If you have been to New Orleans, you have hopefully had a shrimp po’boy. Imagine the best-ever shrimp po’boy, undressed (without the mayo and lettuce and tomato, for the uninitiated), and you have a good idea of what the bocadillo de calamares was like. The calamari was more tender than shrimp, and definitely less chewy than calamari usually is. The bread was very fresh French bread, and the breading on the calamari tasted really good. We could have ordered mayonesa con ajo (garlic mayo) on the side, but it didn’t need it.

As for the boquerones… Craig really enjoyed his little fish. There was something about the smell that bothered me, plus the fact that they were whole fish kind of grossed me out. I have a long way to go in my eating adventurousness if we’re going to make the most of our time in France! Baby steps…
There was a really nice lady sitting at the counter where we were standing, and when she saw us taking photos of half of the sandwich with Craig’s phone, she motioned that we should take a photo of the full sandwich and plate of fish, and she moved out of the way to let us do so. When she was done eating, she gave us her seat at the counter and said goodbye. We went to the Reina Sofia museum close by after this, and I spotted her at the museum: she was one of the security guards for Picasso’s Guernica! I thought that was both fun and an affirmation that we’d chosen a good place to eat.

Roscón de Reyes

Abierto

Continuing on our “like New Orleans” theme…. Spaniards have their own version of king cake. It’s called roscón de reyes, and just like with king cakes, there are multiple styles and variations. Since we can’t exactly throw a king cake party, we wanted to be judicious in our sampling of this particular local tradition. Craig had tried to purchase from our carefully-selected bakery the day before, but they were closed for siesta when he was there (also a local tradition, one that we are learning to work with). On Saturday, they were thankfully open, and we purchased our very own roscón de reyes. No filling, no candied fruit on top; very basic.

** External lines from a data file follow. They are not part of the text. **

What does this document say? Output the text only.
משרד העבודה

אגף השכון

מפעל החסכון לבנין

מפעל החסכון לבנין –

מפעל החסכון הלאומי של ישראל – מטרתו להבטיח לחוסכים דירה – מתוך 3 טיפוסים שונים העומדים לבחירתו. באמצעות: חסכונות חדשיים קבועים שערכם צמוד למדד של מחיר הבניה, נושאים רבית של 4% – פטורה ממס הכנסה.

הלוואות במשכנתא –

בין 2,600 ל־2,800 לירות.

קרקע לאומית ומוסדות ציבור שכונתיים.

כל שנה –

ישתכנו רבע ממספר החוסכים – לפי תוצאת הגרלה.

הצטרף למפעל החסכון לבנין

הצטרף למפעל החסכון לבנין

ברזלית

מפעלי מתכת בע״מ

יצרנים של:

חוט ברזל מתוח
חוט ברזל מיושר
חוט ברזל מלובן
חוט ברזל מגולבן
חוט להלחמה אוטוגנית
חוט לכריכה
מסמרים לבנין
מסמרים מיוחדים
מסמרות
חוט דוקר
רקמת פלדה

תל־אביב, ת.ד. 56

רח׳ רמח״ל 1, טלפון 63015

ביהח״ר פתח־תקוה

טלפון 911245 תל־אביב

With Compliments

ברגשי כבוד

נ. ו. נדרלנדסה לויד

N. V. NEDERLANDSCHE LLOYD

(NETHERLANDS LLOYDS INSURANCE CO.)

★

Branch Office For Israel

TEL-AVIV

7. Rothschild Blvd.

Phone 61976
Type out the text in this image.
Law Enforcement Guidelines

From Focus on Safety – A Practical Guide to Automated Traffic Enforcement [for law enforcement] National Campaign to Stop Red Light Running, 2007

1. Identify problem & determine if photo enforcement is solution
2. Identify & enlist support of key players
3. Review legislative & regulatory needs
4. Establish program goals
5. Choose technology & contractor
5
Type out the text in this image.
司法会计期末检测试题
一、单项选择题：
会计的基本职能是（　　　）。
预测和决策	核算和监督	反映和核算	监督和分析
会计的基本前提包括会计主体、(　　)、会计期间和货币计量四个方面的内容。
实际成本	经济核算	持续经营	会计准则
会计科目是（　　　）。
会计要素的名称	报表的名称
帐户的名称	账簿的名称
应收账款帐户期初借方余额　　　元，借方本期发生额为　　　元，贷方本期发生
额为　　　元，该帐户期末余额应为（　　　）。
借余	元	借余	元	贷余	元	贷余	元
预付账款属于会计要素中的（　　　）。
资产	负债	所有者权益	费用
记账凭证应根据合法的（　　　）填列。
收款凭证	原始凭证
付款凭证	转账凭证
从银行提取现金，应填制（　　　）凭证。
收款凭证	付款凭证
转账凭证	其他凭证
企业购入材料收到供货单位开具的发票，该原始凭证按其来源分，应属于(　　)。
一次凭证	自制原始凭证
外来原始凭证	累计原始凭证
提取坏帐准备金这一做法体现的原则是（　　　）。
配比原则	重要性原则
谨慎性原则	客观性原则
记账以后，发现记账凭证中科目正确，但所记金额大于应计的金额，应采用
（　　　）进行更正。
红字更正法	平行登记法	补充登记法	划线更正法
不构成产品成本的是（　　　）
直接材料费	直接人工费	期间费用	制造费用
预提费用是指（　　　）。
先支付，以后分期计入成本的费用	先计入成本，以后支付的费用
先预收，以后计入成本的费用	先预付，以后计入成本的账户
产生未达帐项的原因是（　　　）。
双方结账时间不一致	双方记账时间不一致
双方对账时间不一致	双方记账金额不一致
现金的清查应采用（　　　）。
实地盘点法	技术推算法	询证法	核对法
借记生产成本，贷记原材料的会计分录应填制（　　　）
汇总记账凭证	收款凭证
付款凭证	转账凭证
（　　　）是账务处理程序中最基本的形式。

The verdict? It’s good, but not as good as king cake. The alternating sugar and toasted nuts makes for a pretty pastry, but the unevenness isn’t as good as the glazing on a traditional king cake. There was a trinket in the cake, and I got it. We originally thought it was a donkey and were very confused. The internet was not helpful in clearing up the meaning of the donkey, and we kept expecting to get other trinkets. We now realize it’s a bull, which is only slightly less confusing, as there weren’t any other things in the cake like the predicted bean or baby. I guess I have to throw the next roscón de reyes party – you are all invited! Since personal space (or seating) is apparently not an issue in Madrid, there is no need to limit the list.

Our día de la cultura may not have been the healthiest day we’ve had in Spain so far (nor the cheapest), but it was definitely fun to try out some of the local traditions and experience how friendly and nice the madrileños are.